ファクトチェックについての説明は割愛しますが、「徳川家継」「徳川吉宗」それぞれについて、将軍としての代数・名前の表記・生没年月はいずれも問題ありません。この例文に関して問題となるのは、年齢の数え方のばらつきです。

徳川家継の没年齢は6歳となっており、1709年7月生まれ・1716年4月没であることから、これは満年齢(生まれた時点を0歳とし、誕生日ごとに1歳を加えていく)だと判断できます。

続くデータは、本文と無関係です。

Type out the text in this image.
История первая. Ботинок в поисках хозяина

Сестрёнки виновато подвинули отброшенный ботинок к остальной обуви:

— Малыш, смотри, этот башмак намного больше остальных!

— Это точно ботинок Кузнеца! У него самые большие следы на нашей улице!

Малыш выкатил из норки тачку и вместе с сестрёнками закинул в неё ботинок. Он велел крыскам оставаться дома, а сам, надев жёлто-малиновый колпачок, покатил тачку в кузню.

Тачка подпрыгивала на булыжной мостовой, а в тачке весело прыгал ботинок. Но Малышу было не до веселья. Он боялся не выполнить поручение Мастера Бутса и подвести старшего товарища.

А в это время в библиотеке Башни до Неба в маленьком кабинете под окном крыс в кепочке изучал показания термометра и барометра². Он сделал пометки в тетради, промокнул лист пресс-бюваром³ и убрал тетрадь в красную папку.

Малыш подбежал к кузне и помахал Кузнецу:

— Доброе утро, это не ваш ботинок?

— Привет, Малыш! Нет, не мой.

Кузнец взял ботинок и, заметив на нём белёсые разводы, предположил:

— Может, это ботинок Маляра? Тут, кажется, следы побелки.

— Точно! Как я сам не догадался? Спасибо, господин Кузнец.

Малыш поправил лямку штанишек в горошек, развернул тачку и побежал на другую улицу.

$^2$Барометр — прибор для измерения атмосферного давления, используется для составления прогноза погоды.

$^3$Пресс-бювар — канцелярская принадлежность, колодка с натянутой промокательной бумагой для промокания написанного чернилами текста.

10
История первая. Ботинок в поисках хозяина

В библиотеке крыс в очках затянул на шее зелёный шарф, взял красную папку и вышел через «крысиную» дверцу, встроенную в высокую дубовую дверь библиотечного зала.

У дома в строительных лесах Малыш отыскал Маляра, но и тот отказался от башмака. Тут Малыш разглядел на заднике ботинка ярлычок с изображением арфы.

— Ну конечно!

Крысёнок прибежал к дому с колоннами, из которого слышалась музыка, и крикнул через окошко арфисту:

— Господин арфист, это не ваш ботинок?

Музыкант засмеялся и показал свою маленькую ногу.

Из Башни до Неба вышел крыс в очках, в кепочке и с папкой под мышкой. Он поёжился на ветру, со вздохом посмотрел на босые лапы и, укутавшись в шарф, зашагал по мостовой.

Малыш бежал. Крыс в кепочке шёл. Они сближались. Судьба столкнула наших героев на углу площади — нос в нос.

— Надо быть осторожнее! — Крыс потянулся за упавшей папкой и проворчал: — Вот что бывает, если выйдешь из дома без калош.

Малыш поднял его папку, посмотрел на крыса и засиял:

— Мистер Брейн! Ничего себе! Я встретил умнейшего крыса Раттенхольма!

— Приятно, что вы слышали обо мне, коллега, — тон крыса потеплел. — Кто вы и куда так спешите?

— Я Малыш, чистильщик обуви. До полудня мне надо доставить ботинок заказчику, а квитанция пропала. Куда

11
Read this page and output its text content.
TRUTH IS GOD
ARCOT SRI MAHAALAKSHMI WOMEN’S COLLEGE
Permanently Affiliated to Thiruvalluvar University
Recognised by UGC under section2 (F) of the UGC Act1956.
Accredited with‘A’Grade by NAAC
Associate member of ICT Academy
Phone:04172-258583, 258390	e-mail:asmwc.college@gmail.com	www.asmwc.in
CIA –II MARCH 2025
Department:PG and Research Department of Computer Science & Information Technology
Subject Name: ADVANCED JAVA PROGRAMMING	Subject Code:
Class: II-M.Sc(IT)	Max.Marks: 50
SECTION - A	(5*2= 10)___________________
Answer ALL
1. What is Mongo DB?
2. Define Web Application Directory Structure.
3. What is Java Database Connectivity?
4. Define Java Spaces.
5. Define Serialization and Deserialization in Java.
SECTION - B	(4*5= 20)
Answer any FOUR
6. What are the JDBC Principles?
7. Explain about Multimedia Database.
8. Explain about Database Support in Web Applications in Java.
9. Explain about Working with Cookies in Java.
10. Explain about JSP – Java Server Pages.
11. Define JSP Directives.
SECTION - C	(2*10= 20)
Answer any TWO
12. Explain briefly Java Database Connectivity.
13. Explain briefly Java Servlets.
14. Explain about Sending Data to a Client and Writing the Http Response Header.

一方徳川吉宗については、1684年10月生まれ・1751年6月没で没年齢は68歳とされているので、数え年(生まれた時点で1歳とし、新年を迎えるごとに1歳を加えていく)になっています。いずれも同じく江戸時代の人物なので、年齢の数え方は統一したほうがよいと考えられます。

日本での年齢表記が数え年から満年齢に切り替わった時期については、「年齢のとなえ方に関する法律」(年齢は満年齢で表記すべきと定める)が施行された1950年がひとつの節目と言えます。上の徳川家継・徳川吉宗のような歴史上の人物については、通常は数え年表記とされているようです。

ちなみに、現代では日本を含めたほとんどの国で満年齢が用いられていますが、韓国では例外的に数え年が使われ続けていました。しかしその韓国でも、2023年6月に満年齢表記を義務付ける法律が施行されました。今後韓国に関する内容のものを校正する際は、年齢の表記に注意が必要になるかもしれません。

おわりに

以上のように、内容に踏み込んだ指摘を出すためには正確なファクトチェックに加えて、論理的に考える能力、一般常識、時事問題への知識などを総動員する必要があります。こうした指摘出しは一朝一夕にできるようになるものではなく、他者の校閲からも学びながらアンテナを鍛えていかなければなりません。

他の校正者の校正ゲラを見られる環境にあるなら、積極的に目を通すことで、自分では気づかなかったポイントを経験として蓄積することができます。

近年では新聞社の校閲部などがSNSで校正の実例や練習問題を発信しているので、それをチェックすることでも新たな気づきがあるでしょう。